Release Date:
Release ID: 4761

Packaging regulations leading to increase in supply chain stock damage?

British industry has had to comply with a glut of EU-inspired legislation relating to the disposal of packaging since the first Directive on packaging waste was issued and agreed in 1994.

Needless to say, as part of the drive to reduce the amount of waste that ends up in landfill, the last UK Government introduced plenty of new rules of its own - including the Producer Responsibility Obligations (Packaging Waste) Regulations 2007.

In essence, the Regulations require every UK-based company with an annual turnover of £2million or more that handles over 50 tonnes of packaging each year to recycle or reprocesses the packaging used to contain the finished products they manufacture or sell.

In order to comply with the scheme, companies have sought to cut back on the amount of packaging they use to protect their products and anecdotal evidence suggests that this has led to a sharp increase in the amount of losses from stock that becomes damaged as it travels through the supply chain.

For example, one of Britain’s premier off licence and convenience store chains – Bargain Booze – saw a sharp upturn in breakages and stock damage at its national Distribution Centre following the introduction of the new regulations.

“The new packaging rules led many of our suppliers to cut back on the amount of packaging they use during the transit of their products,” explains Graham Woods, Bargain Booze’s operations manager.

“Pallet loads of bottles and canned drinks are easily broken and if one bottle or can is smashed or split on a pallet the liquid contents spills out and can ruin a significant percentage of the entire load – thereby multiplying the cost.”

Companies like Bargain Booze have been able to reduce the costs that they incur through stock damage caused by inadequate product packaging by fitting a newly developed load protector to the forks of counterbalanced trucks operating at its NDC.

Made in the UK from heavy duty moulded rubber, the Patented protectors fit to the rear face of a forklift truck’s forks and absorb the impact of an incoming load. Quite simply, they provide a cushioned barrier between the load and the back of the forks. As the pallet is picked up, the protector prevents the load from hitting the truck’s forks or the fork carriage with sufficient force to cause damage to the load.

In Bargain Booze’s case, the load protectors have virtually eliminated stock damage within the NDC.

“The load protectors have saved us literally thousands of pounds,” says Graham Woods. “The return on our investment was almost instant. It is a very simple solution, but innovation does not need to be complex and we have not seen anything like the protectors on the market that addresses the problem of palletised load damage so neatly and cost effectively.”
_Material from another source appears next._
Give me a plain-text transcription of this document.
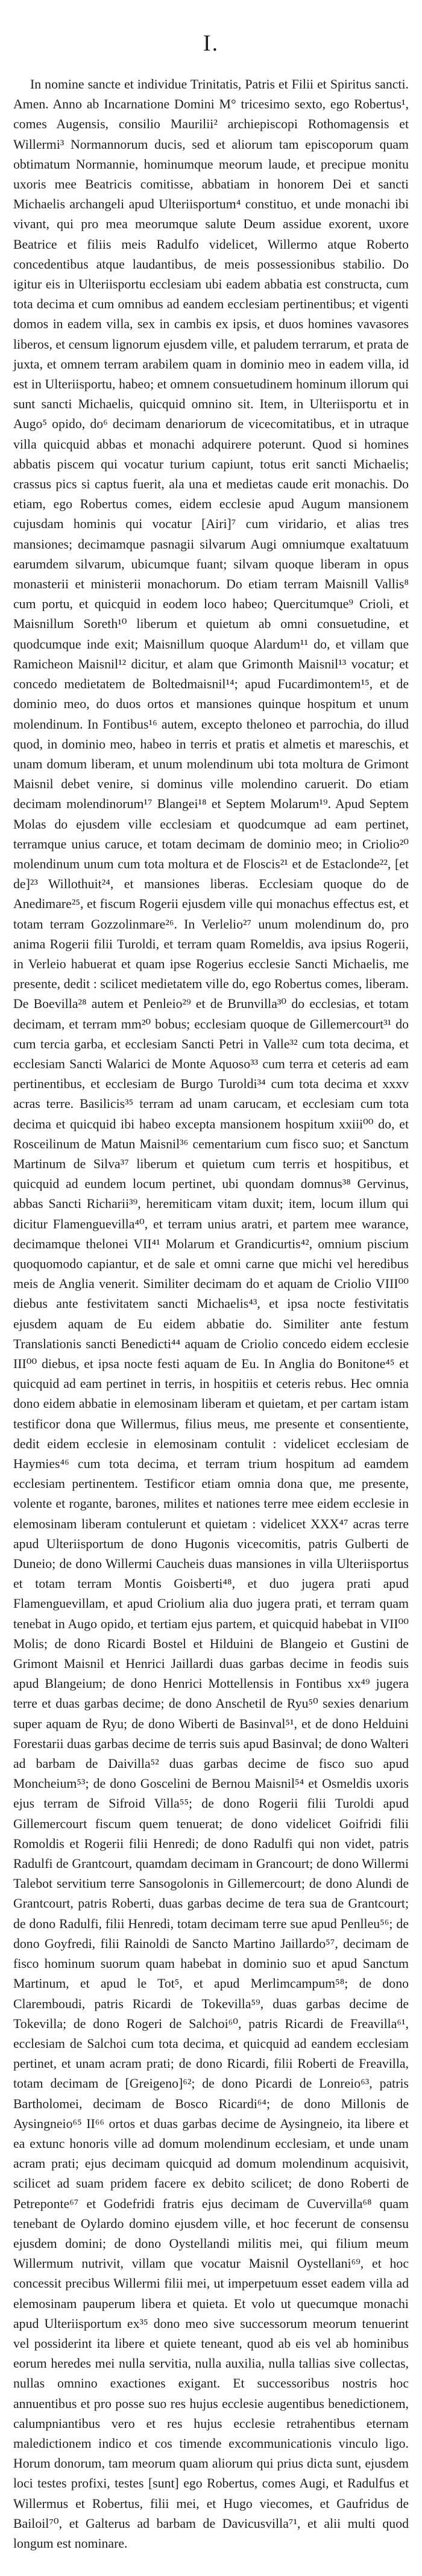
I.

In nomine sancte et individue Trinitatis, Patris et Filii et Spiritus sancti. Amen. Anno ab Incarnatione Domini M° tricesimo sexto, ego Robertus¹, comes Augensis, consilio Maurilii² archiepiscopi Rothomagensis et Willermi³ Normannorum ducis, sed et aliorum tam episcoporum quam obtimatum Normannie, hominumque meorum laude, et precipue monitu uxoris mee Beatricis comitisse, abbatiam in honorem Dei et sancti Michaelis archangeli apud Ulteriisportum⁴ constituo, et unde monachi ibi vivant, qui pro mea meorumque salute Deum assidue exorent, uxore Beatrice et filiis meis Radulfo videlicet, Willermo atque Roberto concedentibus atque laudantibus, de meis possessionibus stabilio. Do igitur eis in Ulteriisportu ecclesiam ubi eadem abbatia est constructa, cum tota decima et cum omnibus ad eandem ecclesiam pertinentibus; et vigenti domos in eadem villa, sex in cambis ex ipsis, et duos homines vavasores liberos, et censum lignorum ejusdem ville, et paludem terrarum, et prata de juxta, et omnem terram arabilem quam in dominio meo in eadem villa, id est in Ulteriisportu, habeo; et omnem consuetudinem hominum illorum qui sunt sancti Michaelis, quicquid omnino sit. Item, in Ulteriisportu et in Augo⁵ opido, do⁶ decimam denariorum de vicecomitatibus, et in utraque villa quicquid abbas et monachi adquirere poterunt. Quod si homines abbatis piscem qui vocatur turium capiunt, totus erit sancti Michaelis; crassus pics si captus fuerit, ala una et medietas caude erit monachis. Do etiam, ego Robertus comes, eidem ecclesie apud Augum mansionem cujusdam hominis qui vocatur [Airi]⁷ cum viridario, et alias tres mansiones; decimamque pasnagii silvarum Augi omniumque exaltatuum earumdem silvarum, ubicumque fuant; silvam quoque liberam in opus monasterii et ministerii monachorum. Do etiam terram Maisnill Vallis⁸ cum portu, et quicquid in eodem loco habeo; Quercitumque⁹ Crioli, et Maisnillum Soreth¹⁰ liberum et quietum ab omni consuetudine, et quodcumque inde exit; Maisnillum quoque Alardum¹¹ do, et villam que Ramicheon Maisnil¹² dicitur, et alam que Grimonth Maisnil¹³ vocatur; et concedo medietatem de Boltedmaisnil¹⁴; apud Fucardimontem¹⁵, et de dominio meo, do duos ortos et mansiones quinque hospitum et unum molendinum. In Fontibus¹⁶ autem, excepto theloneo et parrochia, do illud quod, in dominio meo, habeo in terris et pratis et almetis et mareschis, et unam domum liberam, et unum molendinum ubi tota moltura de Grimont Maisnil debet venire, si dominus ville molendino caruerit. Do etiam decimam molendinorum¹⁷ Blangei¹⁸ et Septem Molarum¹⁹. Apud Septem Molas do ejusdem ville ecclesiam et quodcumque ad eam pertinet, terramque unius caruce, et totam decimam de dominio meo; in Criolio²⁰ molendinum unum cum tota moltura et de Floscis²¹ et de Estaclonde²², [et de]²³ Willothuit²⁴, et mansiones liberas. Ecclesiam quoque do de Anedimare²⁵, et fiscum Rogerii ejusdem ville qui monachus effectus est, et totam terram Gozzolinmare²⁶. In Verlelio²⁷ unum molendinum do, pro anima Rogerii filii Turoldi, et terram quam Romeldis, ava ipsius Rogerii, in Verleio habuerat et quam ipse Rogerius ecclesie Sancti Michaelis, me presente, dedit : scilicet medietatem ville do, ego Robertus comes, liberam. De Boevilla²⁸ autem et Penleio²⁹ et de Brunvilla³⁰ do ecclesias, et totam decimam, et terram mm²⁰ bobus; ecclesiam quoque de Gillemercourt³¹ do cum tercia garba, et ecclesiam Sancti Petri in Valle³² cum tota decima, et ecclesiam Sancti Walarici de Monte Aquoso³³ cum terra et ceteris ad eam pertinentibus, et ecclesiam de Burgo Turoldi³⁴ cum tota decima et xxxv acras terre. Basilicis³⁵ terram ad unam carucam, et ecclesiam cum tota decima et quicquid ibi habeo excepta mansionem hospitum xxiii⁰⁰ do, et Rosceilinum de Matun Maisnil³⁶ cementarium cum fisco suo; et Sanctum Martinum de Silva³⁷ liberum et quietum cum terris et hospitibus, et quicquid ad eundem locum pertinet, ubi quondam domnus³⁸ Gervinus, abbas Sancti Richarii³⁹, heremiticam vitam duxit; item, locum illum qui dicitur Flamenguevilla⁴⁰, et terram unius aratri, et partem mee warance, decimamque thelonei VII⁴¹ Molarum et Grandicurtis⁴², omnium piscium quoquomodo capiantur, et de sale et omni carne que michi vel heredibus meis de Anglia venerit. Similiter decimam do et aquam de Criolio VIII⁰⁰ diebus ante festivitatem sancti Michaelis⁴³, et ipsa nocte festivitatis ejusdem aquam de Eu eidem abbatie do. Similiter ante festum Translationis sancti Benedicti⁴⁴ aquam de Criolio concedo eidem ecclesie III⁰⁰ diebus, et ipsa nocte festi aquam de Eu. In Anglia do Bonitone⁴⁵ et quicquid ad eam pertinet in terris, in hospitiis et ceteris rebus. Hec omnia dono eidem abbatie in elemosinam liberam et quietam, et per cartam istam testificor dona que Willermus, filius meus, me presente et consentiente, dedit eidem ecclesie in elemosinam contulit : videlicet ecclesiam de Haymies⁴⁶ cum tota decima, et terram trium hospitum ad eamdem ecclesiam pertinentem. Testificor etiam omnia dona que, me presente, volente et rogante, barones, milites et nationes terre mee eidem ecclesie in elemosinam liberam contulerunt et quietam : videlicet XXX⁴⁷ acras terre apud Ulteriisportum de dono Hugonis vicecomitis, patris Gulberti de Duneio; de dono Willermi Caucheis duas mansiones in villa Ulteriisportus et totam terram Montis Goisberti⁴⁸, et duo jugera prati apud Flamenguevillam, et apud Criolium alia duo jugera prati, et terram quam tenebat in Augo opido, et tertiam ejus partem, et quicquid habebat in VII⁰⁰ Molis; de dono Ricardi Bostel et Hilduini de Blangeio et Gustini de Grimont Maisnil et Henrici Jaillardi duas garbas decime in feodis suis apud Blangeium; de dono Henrici Mottellensis in Fontibus xx⁴⁹ jugera terre et duas garbas decime; de dono Anschetil de Ryu⁵⁰ sexies denarium super aquam de Ryu; de dono Wiberti de Basinval⁵¹, et de dono Helduini Forestarii duas garbas decime de terris suis apud Basinval; de dono Walteri ad barbam de Daivilla⁵² duas garbas decime de fisco suo apud Moncheium⁵³; de dono Goscelini de Bernou Maisnil⁵⁴ et Osmeldis uxoris ejus terram de Sifroid Villa⁵⁵; de dono Rogerii filii Turoldi apud Gillemercourt fiscum quem tenuerat; de dono videlicet Goifridi filii Romoldis et Rogerii filii Henredi; de dono Radulfi qui non videt, patris Radulfi de Grantcourt, quamdam decimam in Grancourt; de dono Willermi Talebot servitium terre Sansogolonis in Gillemercourt; de dono Alundi de Grantcourt, patris Roberti, duas garbas decime de tera sua de Grantcourt; de dono Radulfi, filii Henredi, totam decimam terre sue apud Penlleu⁵⁶; de dono Goyfredi, filii Rainoldi de Sancto Martino Jaillardo⁵⁷, decimam de fisco hominum suorum quam habebat in dominio suo et apud Sanctum Martinum, et apud le Tot⁵, et apud Merlimcampum⁵⁸; de dono Claremboudi, patris Ricardi de Tokevilla⁵⁹, duas garbas decime de Tokevilla; de dono Rogeri de Salchoi⁶⁰, patris Ricardi de Freavilla⁶¹, ecclesiam de Salchoi cum tota decima, et quicquid ad eandem ecclesiam pertinet, et unam acram prati; de dono Ricardi, filii Roberti de Freavilla, totam decimam de [Greigeno]⁶²; de dono Picardi de Lonreio⁶³, patris Bartholomei, decimam de Bosco Ricardi⁶⁴; de dono Millonis de Aysingneio⁶⁵ II⁶⁶ ortos et duas garbas decime de Aysingneio, ita libere et ea extunc honoris ville ad domum molendinum ecclesiam, et unde unam acram prati; ejus decimam quicquid ad domum molendinum acquisivit, scilicet ad suam pridem facere ex debito scilicet; de dono Roberti de Petreponte⁶⁷ et Godefridi fratris ejus decimam de Cuvervilla⁶⁸ quam tenebant de Oylardo domino ejusdem ville, et hoc fecerunt de consensu ejusdem domini; de dono Oystellandi militis mei, qui filium meum Willermum nutrivit, villam que vocatur Maisnil Oystellani⁶⁹, et hoc concessit precibus Willermi filii mei, ut imperpetuum esset eadem villa ad elemosinam pauperum libera et quieta. Et volo ut quecumque monachi apud Ulteriisportum ex³⁵ dono meo sive successorum meorum tenuerint vel possiderint ita libere et quiete teneant, quod ab eis vel ab hominibus eorum heredes mei nulla servitia, nulla auxilia, nulla tallias sive collectas, nullas omnino exactiones exigant. Et successoribus nostris hoc annuentibus et pro posse suo res hujus ecclesie augentibus benedictionem, calumpniantibus vero et res hujus ecclesie retrahentibus eternam maledictionem indico et cos timende excommunicationis vinculo ligo. Horum donorum, tam meorum quam aliorum qui prius dicta sunt, ejusdem loci testes profixi, testes [sunt] ego Robertus, comes Augi, et Radulfus et Willermus et Robertus, filii mei, et Hugo viecomes, et Gaufridus de Bailoil⁷⁰, et Galterus ad barbam de Davicusvilla⁷¹, et alii multi quod longum est nominare.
Available in a choice of sizes to fit 4” (105mm), 5” (130mm), 6” (160mm) and 8” (200mm) forks, the protectors – which are manufactured in the UK by Cotswolds-based Jayline Products Ltd – are suitable for use with a wide range of materials handling equipment, including counterbalanced and warehouse trucks and are quickly fitted using a simple yet robust strapping system.

“I think most people would agree that it’s important that we send less waste materials to landfill and, if the Packaging Waste Regulations encourage companies to reduce the amount of packaging they use then, that, on the whole, is a positive thing,” says Peter Kimberley, sales and marketing director of Jayline Products. “However, if the regulations lead businesses to cut back too much on product protection then the inevitable increase in stock damage within the supply chain undermines some of the gains that the regulations bring.”

Peter Kimberley adds: “Furthermore, the cost of damages to goods in transit are usually borne by the haulier or third party storage company, so while manufacturers may be able to save money by reducing the amount of packaging they use, in many cases, the haulier or 3PL is faced with a bill for damages. In industries where margins are notoriously narrow, seems more than a little unreasonable.”